As no one else was getting ready to go out, so my brother, sister and I decided we should be first to test the water. The conditions were almost perfect with the tide being incoming and the wind coming from the north east, which made it fairly safe. We were all rigged up and so we made the long and fairly tricky walk to the water, as the pebbles were smooth and with your wet boots on, it meant you had to tread quite carefully.

We slowly ventured out to sea which I found quite difficult because of the low tide it meant some three foot waves were starting to roll in, which add to the fact I was on a wobbly 285 with little wind and it made an interesting situation. As I turned around I could see my younger sister Jane was finding the conditions particularly challenging. The waves were not all bad news it meant as you came back in you could ride and do turns on them. As I ventured further and further out and the wind began to pick up, the lumpy swells started to get bigger which was good because in the conditions we had, were you were struggling to get planning, you could get onto a swell which gave you just enough speed to get onto the plane. Geoff Pook and Tony Low were still going in all the lulls on their long boards. Then a few more of the Nomads were coming afloat and by now the wind was a bit more steady and the swell died down.

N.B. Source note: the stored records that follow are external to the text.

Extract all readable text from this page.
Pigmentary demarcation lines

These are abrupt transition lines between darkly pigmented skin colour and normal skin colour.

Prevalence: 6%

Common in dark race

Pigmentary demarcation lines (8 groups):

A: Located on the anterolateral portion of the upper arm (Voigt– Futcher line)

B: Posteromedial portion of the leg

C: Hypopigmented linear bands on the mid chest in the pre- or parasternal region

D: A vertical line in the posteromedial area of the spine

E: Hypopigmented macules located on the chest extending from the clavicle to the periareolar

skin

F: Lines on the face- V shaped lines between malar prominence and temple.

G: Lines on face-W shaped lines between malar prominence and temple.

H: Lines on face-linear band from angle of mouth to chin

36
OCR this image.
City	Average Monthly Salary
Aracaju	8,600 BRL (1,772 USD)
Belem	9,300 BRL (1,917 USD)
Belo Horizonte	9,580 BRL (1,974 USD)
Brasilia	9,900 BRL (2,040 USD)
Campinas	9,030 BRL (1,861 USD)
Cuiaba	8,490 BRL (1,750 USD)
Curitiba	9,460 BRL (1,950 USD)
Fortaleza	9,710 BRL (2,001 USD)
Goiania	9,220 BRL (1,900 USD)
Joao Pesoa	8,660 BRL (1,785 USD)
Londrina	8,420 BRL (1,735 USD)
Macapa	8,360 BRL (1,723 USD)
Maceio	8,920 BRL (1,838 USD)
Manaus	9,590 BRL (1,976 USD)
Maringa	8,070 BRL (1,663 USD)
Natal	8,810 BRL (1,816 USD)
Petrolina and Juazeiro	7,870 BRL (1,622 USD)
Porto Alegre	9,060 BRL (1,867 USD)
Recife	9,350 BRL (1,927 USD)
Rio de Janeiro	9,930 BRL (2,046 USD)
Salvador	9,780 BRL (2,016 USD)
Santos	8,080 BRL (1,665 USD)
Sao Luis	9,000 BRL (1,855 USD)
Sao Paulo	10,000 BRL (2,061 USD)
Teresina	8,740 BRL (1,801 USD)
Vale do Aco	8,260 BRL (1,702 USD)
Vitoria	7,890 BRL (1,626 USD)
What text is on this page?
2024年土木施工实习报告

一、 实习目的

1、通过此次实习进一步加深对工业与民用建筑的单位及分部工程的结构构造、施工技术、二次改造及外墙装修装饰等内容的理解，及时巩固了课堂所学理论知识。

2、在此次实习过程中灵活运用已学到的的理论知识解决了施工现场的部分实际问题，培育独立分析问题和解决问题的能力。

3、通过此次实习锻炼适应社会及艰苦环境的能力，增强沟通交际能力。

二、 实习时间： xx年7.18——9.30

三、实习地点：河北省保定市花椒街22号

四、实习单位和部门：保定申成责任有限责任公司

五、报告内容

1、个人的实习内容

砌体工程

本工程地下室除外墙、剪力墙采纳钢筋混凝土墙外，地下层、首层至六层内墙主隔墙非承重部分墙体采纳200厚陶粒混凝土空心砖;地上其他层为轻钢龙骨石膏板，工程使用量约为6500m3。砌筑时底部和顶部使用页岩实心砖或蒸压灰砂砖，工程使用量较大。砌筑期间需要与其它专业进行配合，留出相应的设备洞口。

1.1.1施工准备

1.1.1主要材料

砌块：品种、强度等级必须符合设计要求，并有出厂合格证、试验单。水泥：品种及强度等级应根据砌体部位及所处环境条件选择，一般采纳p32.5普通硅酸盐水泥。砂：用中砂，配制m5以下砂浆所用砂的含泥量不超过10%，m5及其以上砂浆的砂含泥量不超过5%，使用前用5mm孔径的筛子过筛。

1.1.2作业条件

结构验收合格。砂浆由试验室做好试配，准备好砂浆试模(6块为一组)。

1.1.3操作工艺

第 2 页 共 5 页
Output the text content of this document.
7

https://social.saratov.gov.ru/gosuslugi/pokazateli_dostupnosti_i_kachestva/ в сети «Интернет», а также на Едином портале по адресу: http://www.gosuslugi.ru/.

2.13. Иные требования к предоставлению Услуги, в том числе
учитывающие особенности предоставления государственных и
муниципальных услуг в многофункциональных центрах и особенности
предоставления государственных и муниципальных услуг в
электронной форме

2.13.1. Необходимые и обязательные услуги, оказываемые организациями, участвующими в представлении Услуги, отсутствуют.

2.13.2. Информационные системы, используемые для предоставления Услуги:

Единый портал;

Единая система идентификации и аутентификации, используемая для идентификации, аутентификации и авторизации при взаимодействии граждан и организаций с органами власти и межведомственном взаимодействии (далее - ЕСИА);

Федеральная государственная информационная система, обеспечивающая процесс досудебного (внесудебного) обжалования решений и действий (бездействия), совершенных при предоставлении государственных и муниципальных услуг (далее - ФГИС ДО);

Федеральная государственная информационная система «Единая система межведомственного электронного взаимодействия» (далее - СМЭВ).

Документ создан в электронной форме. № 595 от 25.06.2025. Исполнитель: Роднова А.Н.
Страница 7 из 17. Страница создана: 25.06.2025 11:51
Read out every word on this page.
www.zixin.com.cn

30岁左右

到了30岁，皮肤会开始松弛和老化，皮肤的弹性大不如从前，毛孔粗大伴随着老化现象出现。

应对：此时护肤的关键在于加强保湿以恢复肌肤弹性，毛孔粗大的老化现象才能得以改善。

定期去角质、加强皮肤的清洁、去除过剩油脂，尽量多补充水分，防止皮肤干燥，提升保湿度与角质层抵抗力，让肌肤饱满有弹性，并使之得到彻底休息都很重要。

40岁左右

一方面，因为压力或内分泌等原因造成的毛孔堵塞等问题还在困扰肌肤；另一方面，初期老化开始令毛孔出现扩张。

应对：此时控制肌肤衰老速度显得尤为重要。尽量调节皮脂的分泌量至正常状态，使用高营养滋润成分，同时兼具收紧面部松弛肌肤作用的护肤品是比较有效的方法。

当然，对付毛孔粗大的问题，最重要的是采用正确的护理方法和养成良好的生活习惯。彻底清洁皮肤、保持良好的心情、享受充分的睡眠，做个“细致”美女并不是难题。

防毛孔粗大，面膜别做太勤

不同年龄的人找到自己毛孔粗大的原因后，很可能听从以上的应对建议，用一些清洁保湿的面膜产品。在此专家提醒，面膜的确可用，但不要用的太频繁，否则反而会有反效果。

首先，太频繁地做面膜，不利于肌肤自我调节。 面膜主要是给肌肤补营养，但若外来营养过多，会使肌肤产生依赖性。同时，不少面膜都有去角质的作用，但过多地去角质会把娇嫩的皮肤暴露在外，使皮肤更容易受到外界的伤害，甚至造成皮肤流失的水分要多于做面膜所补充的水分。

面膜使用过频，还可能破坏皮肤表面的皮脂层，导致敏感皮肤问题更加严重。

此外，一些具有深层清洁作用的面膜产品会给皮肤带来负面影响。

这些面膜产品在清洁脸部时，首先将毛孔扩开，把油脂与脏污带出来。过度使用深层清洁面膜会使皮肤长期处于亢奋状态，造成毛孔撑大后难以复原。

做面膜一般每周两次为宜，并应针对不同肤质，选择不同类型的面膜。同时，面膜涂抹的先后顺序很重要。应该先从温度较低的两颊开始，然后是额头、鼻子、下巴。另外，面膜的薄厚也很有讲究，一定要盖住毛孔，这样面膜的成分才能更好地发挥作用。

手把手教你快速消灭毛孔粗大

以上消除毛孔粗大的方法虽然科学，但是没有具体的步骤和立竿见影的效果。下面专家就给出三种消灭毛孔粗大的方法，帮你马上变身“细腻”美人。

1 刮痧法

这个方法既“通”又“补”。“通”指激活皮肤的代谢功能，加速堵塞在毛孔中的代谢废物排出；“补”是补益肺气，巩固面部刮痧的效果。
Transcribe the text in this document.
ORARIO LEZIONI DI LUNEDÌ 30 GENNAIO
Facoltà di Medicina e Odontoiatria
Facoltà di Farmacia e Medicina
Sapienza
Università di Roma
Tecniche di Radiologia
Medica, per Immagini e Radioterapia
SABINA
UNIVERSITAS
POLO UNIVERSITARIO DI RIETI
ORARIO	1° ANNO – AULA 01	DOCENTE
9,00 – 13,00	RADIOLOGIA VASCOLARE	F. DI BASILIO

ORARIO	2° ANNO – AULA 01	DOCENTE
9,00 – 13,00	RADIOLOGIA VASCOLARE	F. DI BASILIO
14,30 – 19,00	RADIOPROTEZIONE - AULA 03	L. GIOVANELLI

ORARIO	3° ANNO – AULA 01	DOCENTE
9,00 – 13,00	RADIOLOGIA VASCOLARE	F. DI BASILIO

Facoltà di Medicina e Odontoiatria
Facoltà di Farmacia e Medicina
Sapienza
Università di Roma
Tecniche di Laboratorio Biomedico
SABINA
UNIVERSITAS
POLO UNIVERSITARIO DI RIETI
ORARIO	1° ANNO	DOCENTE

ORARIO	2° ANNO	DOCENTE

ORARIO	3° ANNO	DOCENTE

Conditions remained good for the rest of the day, when I eventually came in I was surprised I had been out for so long, I guess time does fly when your having fun. We slowly put all the kit on the trailer and one by one everyone else s1~9 came off the water. Even when we were all packed up ready to go Nigel Rudgyard and a few others were still sailing. We then said our goodbyes, everybody really enjoyed their day, I enjoyed mine and I look forward to meeting up with Nomads in future events.